Customer Support: Superiority of emails over phone calls

 

A couple of weeks ago, there was an interesting post on Capitaine Train’s blog justifying why they do customer support only using e-mail, and were not providing any phone number to reach them.
Basically, the ideas behind this are:

  • train tickets are complex beasts full of various labels
  • you must then have time to analyze them if you don’t want to make a generic-only answer
  • since you cannot perform synchronous resolution, you’re pissing off your customer if you provide a synchronous way to reach you
  • therefore your communication has to be asynchronous
  • in addition writing makes the customer explain his/her problem more accurately since he/she has to write it down.

If you compare this train-ticket schema to a IT help desk process, you can make interesting parallels:

  • often customers calling the first level support do not take the time to make them problem clear even for themselves (“it doesn’t work / it worked yesterday” symptom)
  • the first level support when contacted by mail makes that effort to write down the problem into a “ticket”, which wouldn’t be necessary if the customer was only able to contact that support by mail
  • The asynchronous way of working by mail is the most efficient way for level 2 agents to focus on a problem or the set of problems they are assigned to by doing research and managing their own time.

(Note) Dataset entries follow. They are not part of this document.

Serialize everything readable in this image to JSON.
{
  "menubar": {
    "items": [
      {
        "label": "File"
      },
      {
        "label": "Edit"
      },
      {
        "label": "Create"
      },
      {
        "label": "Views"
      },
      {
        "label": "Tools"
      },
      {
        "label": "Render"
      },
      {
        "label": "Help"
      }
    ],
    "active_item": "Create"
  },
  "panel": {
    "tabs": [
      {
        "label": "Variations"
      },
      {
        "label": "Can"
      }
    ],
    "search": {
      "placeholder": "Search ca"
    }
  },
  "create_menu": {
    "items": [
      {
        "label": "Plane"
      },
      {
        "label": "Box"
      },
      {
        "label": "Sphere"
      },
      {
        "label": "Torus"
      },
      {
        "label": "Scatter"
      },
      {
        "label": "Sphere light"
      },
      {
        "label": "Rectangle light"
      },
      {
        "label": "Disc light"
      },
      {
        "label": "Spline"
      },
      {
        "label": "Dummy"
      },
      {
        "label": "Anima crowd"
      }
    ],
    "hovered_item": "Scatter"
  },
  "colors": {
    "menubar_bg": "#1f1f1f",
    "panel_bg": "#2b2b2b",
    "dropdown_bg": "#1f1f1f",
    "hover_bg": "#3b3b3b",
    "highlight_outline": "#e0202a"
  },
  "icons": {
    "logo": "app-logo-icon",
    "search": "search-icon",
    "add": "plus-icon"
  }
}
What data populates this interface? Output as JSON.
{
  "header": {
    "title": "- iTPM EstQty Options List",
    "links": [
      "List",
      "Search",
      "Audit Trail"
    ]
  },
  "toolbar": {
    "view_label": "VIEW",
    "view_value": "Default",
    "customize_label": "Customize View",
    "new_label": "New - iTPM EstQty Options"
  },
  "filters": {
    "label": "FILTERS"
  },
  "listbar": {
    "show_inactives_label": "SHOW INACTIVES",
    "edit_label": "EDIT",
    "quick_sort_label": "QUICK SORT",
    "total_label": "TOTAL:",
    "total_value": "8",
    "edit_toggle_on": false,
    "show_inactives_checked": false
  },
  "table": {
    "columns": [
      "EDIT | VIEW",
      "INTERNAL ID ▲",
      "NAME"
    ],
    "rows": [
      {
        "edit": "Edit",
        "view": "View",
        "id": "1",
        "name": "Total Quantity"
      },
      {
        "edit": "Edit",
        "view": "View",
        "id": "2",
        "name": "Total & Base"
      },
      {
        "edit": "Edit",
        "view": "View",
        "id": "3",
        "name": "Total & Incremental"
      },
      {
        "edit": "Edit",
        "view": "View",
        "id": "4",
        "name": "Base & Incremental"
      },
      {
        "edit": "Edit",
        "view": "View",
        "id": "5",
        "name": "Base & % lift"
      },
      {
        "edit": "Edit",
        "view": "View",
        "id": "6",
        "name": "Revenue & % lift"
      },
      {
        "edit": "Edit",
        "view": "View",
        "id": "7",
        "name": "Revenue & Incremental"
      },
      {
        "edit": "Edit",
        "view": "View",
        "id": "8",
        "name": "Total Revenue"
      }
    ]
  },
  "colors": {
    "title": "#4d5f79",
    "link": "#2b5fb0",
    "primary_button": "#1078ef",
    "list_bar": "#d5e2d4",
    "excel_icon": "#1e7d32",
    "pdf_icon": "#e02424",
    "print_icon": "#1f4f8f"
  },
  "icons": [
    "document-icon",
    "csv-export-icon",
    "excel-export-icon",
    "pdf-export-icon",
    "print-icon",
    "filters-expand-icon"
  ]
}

However, the train-ticket support business has one big difference: the train ticket contains a wealth more information about the closed environment comprised of the train/available seats to fill in than a IT ticket could ever comprise about the IT environment you’re troubleshooting. Therefore it is likely that at some point you’ll have to either:

  • add a couple of back-and-forth mails to the end-user to gather more details
  • or have to interact synchronously with him/her to get that data or understand the environment better (Screen remote control, …)

In addition, only the comments of that blog post do mention that we are speaking about human interactions, and for of them they happen:

  • when a human is seeking help while he/she is more or less desperate: they must take their train, they must have a computer working for their job to be done, …
  • when the human seeking help is not comfortable or reluctant or not trained to use this communication medium

Given that, despite the higher cost, the worst thing you can do for an IT help desk is to limit the ways the support and the end customer may interact to exchange information. Limiting the kind of information they can exchange because of your tools or ways of communication is self-killing for your customer relationship building process. However, limiting the initial means of communication for selected subjects may make better use of the resources you’re affecting to it.

For example, a nice written message saying: general inquiries / customer dispatch platform followed by a phone number whereas the second line would say ‘Speak to our experts’ with a set of dedicated inboxes whose subjects do not cross each other would probably be efficient and add a little extra ‘I’m valuable’ feeling to the customer contacting you.